Lanésto raised an eyebrow. "Speak, old friend. What steps can we take to ensure this... unseelie fog"--he obviously felt uncomfortable with the words--"blows past us?"
Varoq moved to the window and fumbled at the clasp. Pale hands--hands that had once held Lanésto with such confidence and strength unwavering--trembled. Lanésto could not tell whether it was fear or palsy that made Varoq's hands shake.
The window open, a cool afternoon breeze rustled the papers on the work-table, briefly displaying Cardero's communique on Tarorae woods' battlefield. The maps the woodsman had drawn were of a rare quality.
The Elder stood by the window, hand stroking the wisps of his silver beard. After a long pause, he sighed without turning back. "DO you remember much of your father?" The Elder asked.

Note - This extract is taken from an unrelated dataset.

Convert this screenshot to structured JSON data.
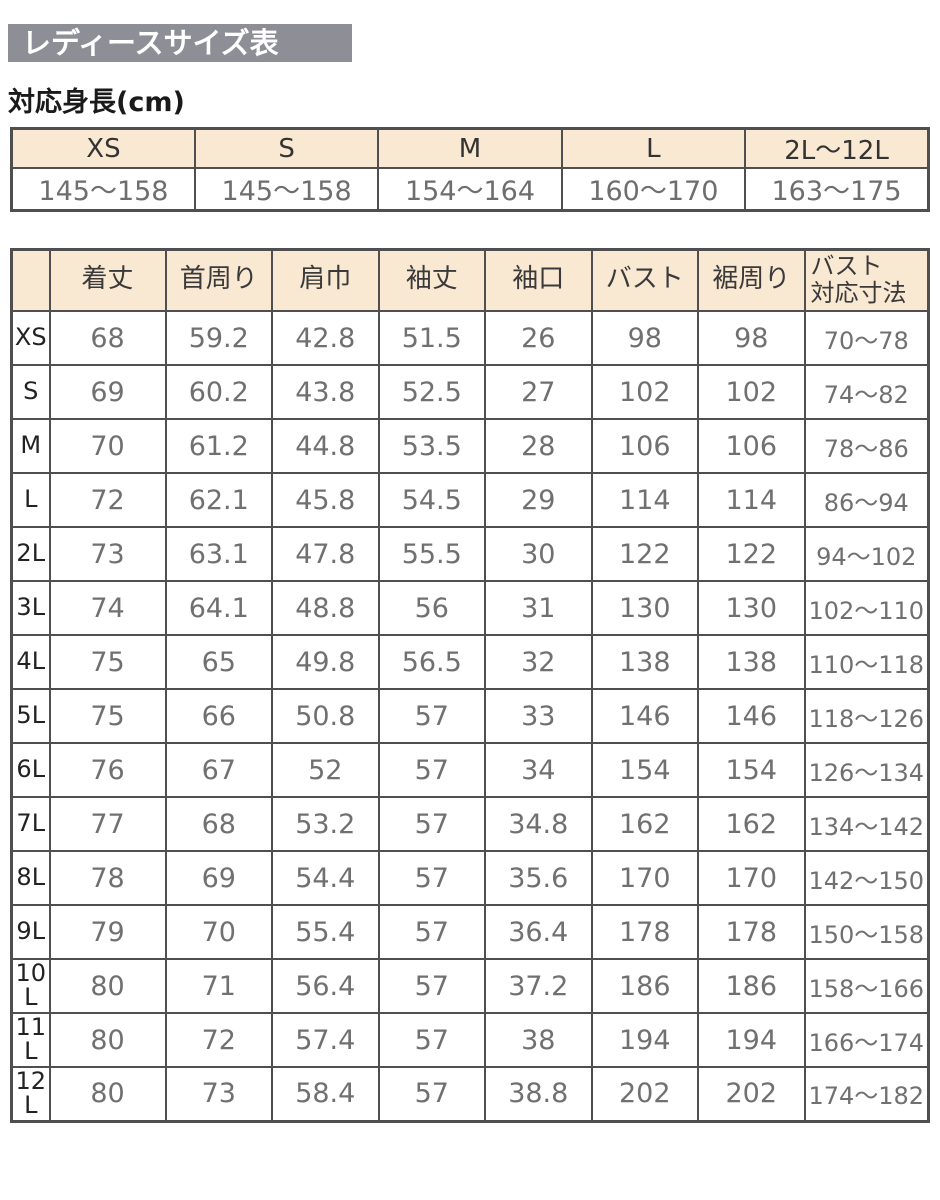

Lanésto shrugged, the question catching him off-guard. He glanced down at the map of the lands and fortifications, the estimates for garrisoning the barony for the possibility of a spring offensive. His father would have delighted in the preparations. To Lanésto, it was but quantity and commerce. There was no art in it for him. "I remember some. Dinners in the great hall, Dancing with mother, hunting with Eric." Lanésto forced himself to take a steadying breath. Some pains were to great to let loose. "I remember his laughter when I finally bested him at Chess."

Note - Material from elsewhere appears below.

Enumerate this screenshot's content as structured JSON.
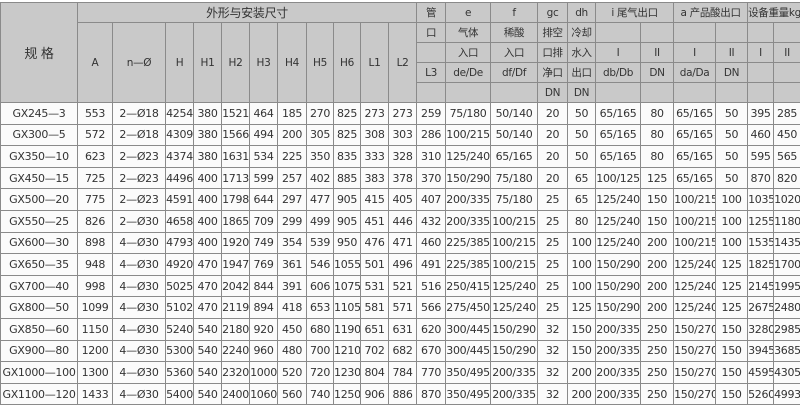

Varoq's head bobbed up and down, a faint smile in profile. "He was proud of you, He simply had difficulty showing it. You are a scholar, not a warrior. He understood your brother better. And now..." But some topics couldn't be breached. Fidelity must be observed. "if this fog heralds an Unseelie hunt, your education in tactics will be sorely needed. We need more intelligence."
"I've sent Cardero and Eugenio to skirt its' edge." Lanésto said. "We should have word shortly."
Varoq nodded again and turned to the window to hide his expression from the boy he'd regented and raised.
There were too many stories wherein the fae made sport of man. And wounds both new and ancient were torn asunder by such meetings. Only a man whole in heart and soul could hope to stand against an Unseelie host.